Barth: Nein. Die Tabuisierung bestimmter Politikfelder, beispielsweise in der Drogenpolitik, hat zum Phänomen Schill geführt.
Mayer-Peters: Ich habe im Wahlkampf vor zwei Jahren mit sehr vielen Menschen gesprochen und kann mich gut an den unglaublichen Zorn erinnern, dass es bei zum Beispiel Falschparken ein Ticket gab, die Dealer am Hauptbahnhof aber schalten und walten konnten.

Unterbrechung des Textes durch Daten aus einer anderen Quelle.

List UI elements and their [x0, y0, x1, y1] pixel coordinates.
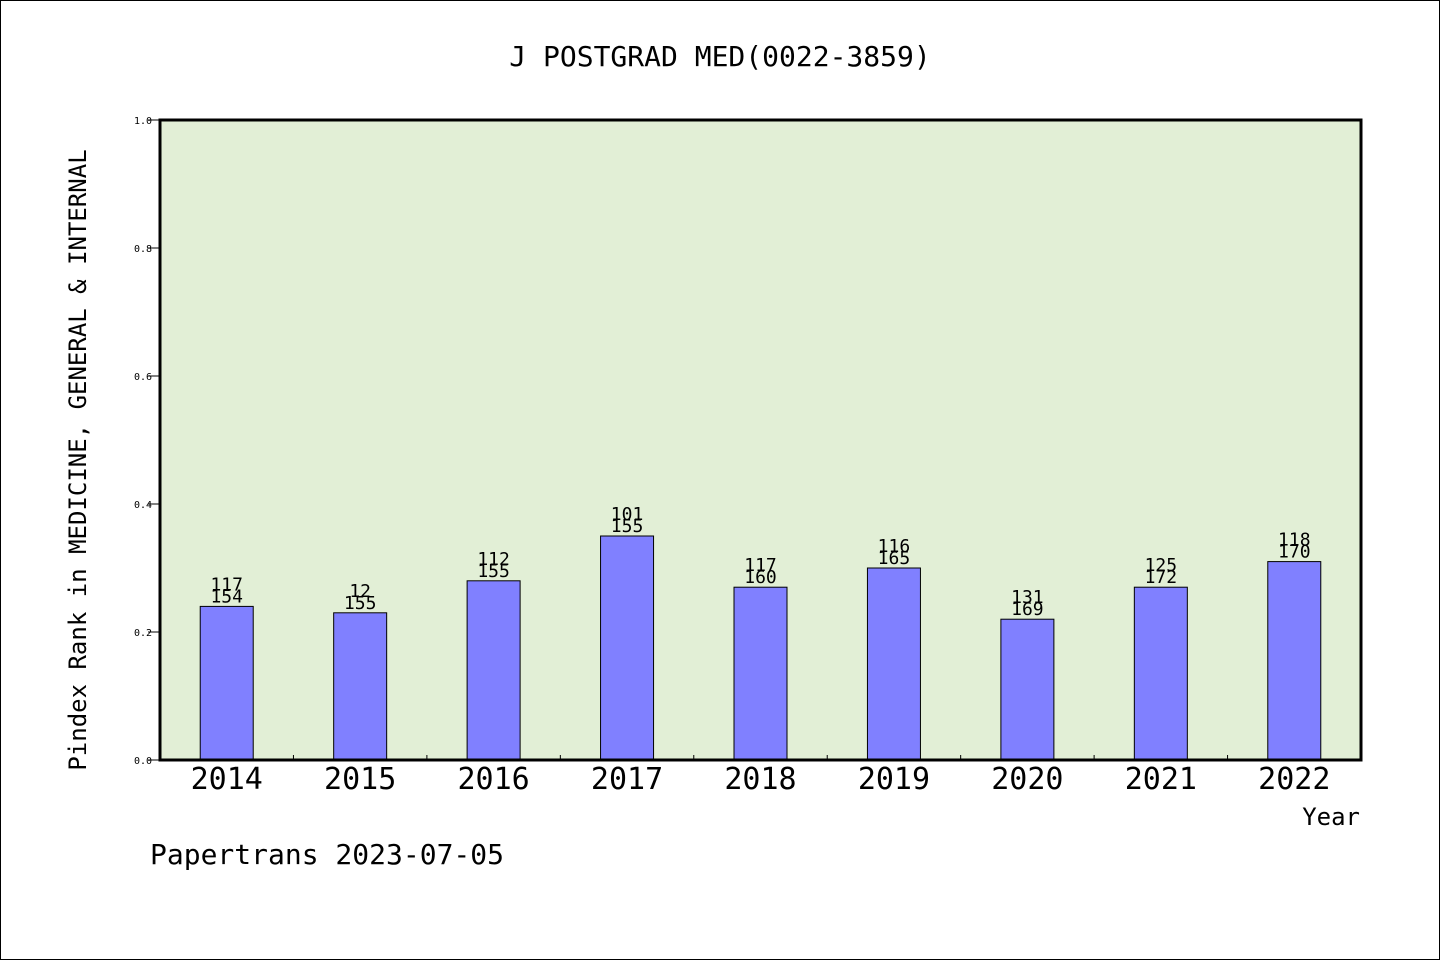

Barth: Und ich habe im Schanzenviertel gewohnt. Wenn ich auf den kleinen Park geschaut habe, sah ich, wie dort massiv gedealt wurde. Wenn ich raus kam, hatte ich ein Ticket wegen Falschparkens.
Fritsche: Aber haben nicht die Medien, vor allem auch das Hamburger Abendblatt, zu eben dieser Stimmung beigetragen? In diesem Wahlkampf war Innere Sicherheit plötzlich überhaupt kein Thema mehr.
Barth: Aus journalistischer Sicht gab es keine Notwendigkeit dazu. Damals haben wir diskutiert, wie wir über Schill berichten sollen. Man schreibt Schill nicht hoch, indem man über die Zustände in dieser Stadt schreibt. Wir sind nicht zuständig für die Volkspädagogik oder die Verhinderung des Schlimmen. Unsere Aufgabe ist es, zu beschreiben, was passiert.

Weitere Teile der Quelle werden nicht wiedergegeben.